# Lights



## Bullshark (Mar 19, 2009)

I was at Walmart today and saw their light set up for $65 each light. It all seems real east to make the only question I have is what size wire and what kind of bulb is best for the set up? Thanks for the help.


----------



## twgarrett (Nov 8, 2008)

i built this entire setup a couple weeks ago, and it works great. cheap, and can see forever under water. i've nicknamed it the flounder slayer. i've been able to gig em 10 feet way.

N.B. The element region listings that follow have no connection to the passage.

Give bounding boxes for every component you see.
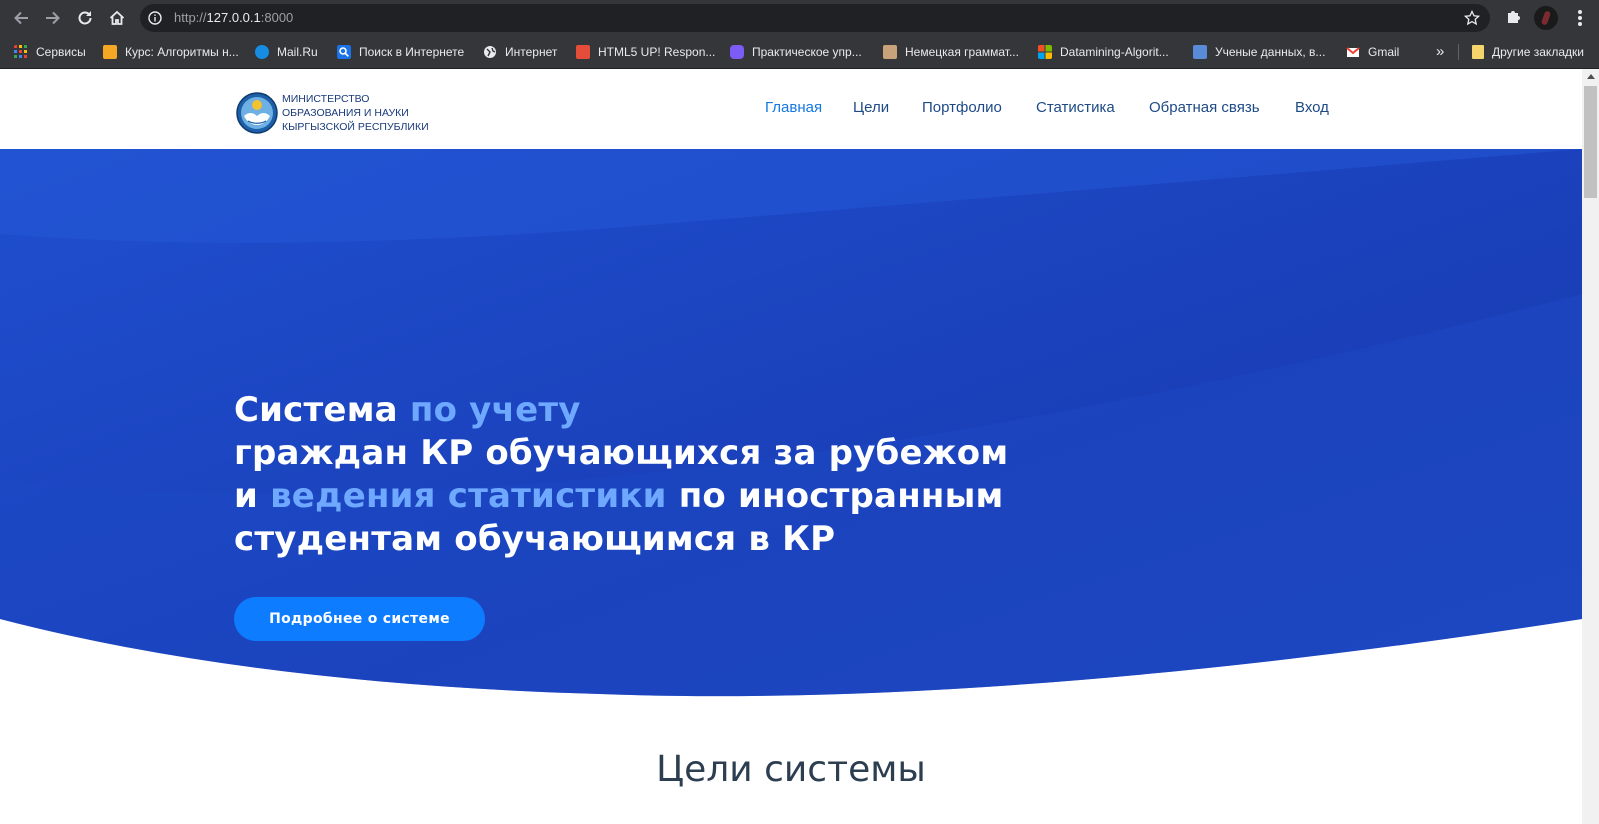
headline-text: по иностранным xyxy=(666,476,1004,516)
bookmark-label: Datamining-Algorit... xyxy=(1060,45,1169,59)
bookmark-internet[interactable]: Интернет xyxy=(483,43,557,61)
headline-text: Система xyxy=(234,390,410,430)
learn-more-button[interactable]: Подробнее о системе xyxy=(234,597,485,641)
globe-icon xyxy=(484,46,496,58)
bookmark-label: Сервисы xyxy=(36,45,86,59)
hero-headline: Система по учету граждан КР обучающихся … xyxy=(234,389,1008,561)
course-icon xyxy=(103,45,117,59)
profile-avatar[interactable] xyxy=(1534,6,1558,30)
grammar-icon xyxy=(883,45,897,59)
bookmarks-bar: Сервисы Курс: Алгоритмы н... Mail.Ru Пои… xyxy=(0,36,1599,69)
bookmark-label: Mail.Ru xyxy=(277,45,318,59)
bookmark-algorithms-course[interactable]: Курс: Алгоритмы н... xyxy=(103,43,239,61)
url-port: :8000 xyxy=(260,10,294,25)
bookmark-label: Поиск в Интернете xyxy=(359,45,465,59)
headline-text: граждан КР обучающихся за рубежом xyxy=(234,433,1009,473)
nav-portfolio[interactable]: Портфолио xyxy=(922,99,1002,116)
bookmarks-divider xyxy=(1458,44,1459,60)
headline-highlight: ведения статистики xyxy=(270,476,667,516)
info-icon[interactable] xyxy=(148,11,162,25)
bookmark-mailru[interactable]: Mail.Ru xyxy=(255,43,318,61)
mailru-icon xyxy=(255,45,269,59)
nav-home[interactable]: Главная xyxy=(765,99,822,116)
search-icon xyxy=(337,45,351,59)
bookmark-gmail[interactable]: Gmail xyxy=(1346,43,1399,61)
bookmark-services[interactable]: Сервисы xyxy=(14,43,86,61)
bookmark-label: Gmail xyxy=(1368,45,1400,59)
bookmark-label: Практическое упр... xyxy=(752,45,862,59)
html5up-icon xyxy=(576,45,590,59)
more-bookmarks-chevron[interactable]: » xyxy=(1436,43,1444,60)
practice-icon xyxy=(730,45,744,59)
ministry-name-line: КЫРГЫЗСКОЙ РЕСПУБЛИКИ xyxy=(282,121,429,133)
other-bookmarks-label: Другие закладки xyxy=(1492,45,1584,59)
headline-highlight: по учету xyxy=(409,390,581,430)
bookmark-label: HTML5 UP! Respon... xyxy=(598,45,716,59)
bookmark-internet-search[interactable]: Поиск в Интернете xyxy=(337,43,464,61)
bookmark-german-grammar[interactable]: Немецкая граммат... xyxy=(883,43,1019,61)
extensions-puzzle-icon[interactable] xyxy=(1505,8,1523,26)
reload-icon[interactable] xyxy=(73,6,97,30)
url-scheme: http:// xyxy=(174,10,207,25)
site-header: МИНИСТЕРСТВО ОБРАЗОВАНИЯ И НАУКИ КЫРГЫЗС… xyxy=(0,69,1582,149)
nav-login[interactable]: Вход xyxy=(1295,99,1329,116)
page-viewport: МИНИСТЕРСТВО ОБРАЗОВАНИЯ И НАУКИ КЫРГЫЗС… xyxy=(0,69,1582,824)
browser-toolbar: http://127.0.0.1:8000 xyxy=(0,0,1599,36)
kebab-menu-icon[interactable] xyxy=(1570,6,1590,30)
page-scrollbar[interactable] xyxy=(1582,69,1599,824)
url-host: 127.0.0.1 xyxy=(206,10,261,25)
bookmark-star-icon[interactable] xyxy=(1464,10,1480,26)
folder-icon xyxy=(1472,45,1484,59)
data-scientists-icon xyxy=(1193,45,1207,59)
nav-statistics[interactable]: Статистика xyxy=(1036,99,1115,116)
headline-text: студентам обучающимся в КР xyxy=(234,519,836,559)
hero-section: Система по учету граждан КР обучающихся … xyxy=(0,149,1582,709)
headline-text: и xyxy=(234,476,271,516)
address-bar[interactable]: http://127.0.0.1:8000 xyxy=(140,4,1490,32)
bookmark-datamining[interactable]: Datamining-Algorit... xyxy=(1038,43,1169,61)
nav-feedback[interactable]: Обратная связь xyxy=(1149,99,1260,116)
bookmark-html5up[interactable]: HTML5 UP! Respon... xyxy=(576,43,715,61)
back-arrow-icon[interactable] xyxy=(9,6,33,30)
bookmark-data-scientists[interactable]: Ученые данных, в... xyxy=(1193,43,1325,61)
forward-arrow-icon[interactable] xyxy=(41,6,65,30)
gmail-icon xyxy=(1346,47,1360,57)
scroll-up-arrow-icon[interactable] xyxy=(1587,74,1595,79)
nav-goals[interactable]: Цели xyxy=(853,99,889,116)
bookmark-label: Курс: Алгоритмы н... xyxy=(125,45,239,59)
microsoft-icon xyxy=(1038,45,1052,59)
bookmark-label: Немецкая граммат... xyxy=(905,45,1019,59)
bookmark-practice[interactable]: Практическое упр... xyxy=(730,43,862,61)
scrollbar-thumb[interactable] xyxy=(1584,86,1597,198)
other-bookmarks[interactable]: Другие закладки xyxy=(1472,43,1584,61)
home-icon[interactable] xyxy=(105,6,129,30)
url-text[interactable]: http://127.0.0.1:8000 xyxy=(174,10,293,25)
bookmark-label: Интернет xyxy=(505,45,558,59)
main-nav: Главная Цели Портфолио Статистика Обратн… xyxy=(0,99,1582,119)
goals-section-title: Цели системы xyxy=(656,749,926,790)
bookmark-label: Ученые данных, в... xyxy=(1215,45,1326,59)
apps-grid-icon xyxy=(14,45,27,58)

http://www.thejump.net/fishing/flounder-gigging-rig/flounder-gigging-rig.htm


----------



## Shiznik (Feb 24, 2008)

Just curious, what type of lights did you find? Didn't see a pic of the ones you are talking about.


----------



## saltfisher1 (Oct 8, 2007)

> *twgarrett (6/25/2009)*i built this entire setup a couple weeks ago, and it works great. cheap, and can see forever under water. i've nicknamed it the flounder slayer. i've been able to gig em 10 feet way.
> 
> http://www.thejump.net/fishing/flounder-gigging-rig/flounder-gigging-rig.htm
> 
> Nice setup there.


----------



## Shiznik (Feb 24, 2008)

Couldn't view the link?


----------



## Sharker (Aug 6, 2008)

Just take the [/quote] off the end crazy :doh sorry I had too :letsdrink


----------



## saltfisher1 (Oct 8, 2007)

I edited my quoted statement.


----------



## twgarrett (Nov 8, 2008)

i got my light from auotzone for $10. a single high beam.


----------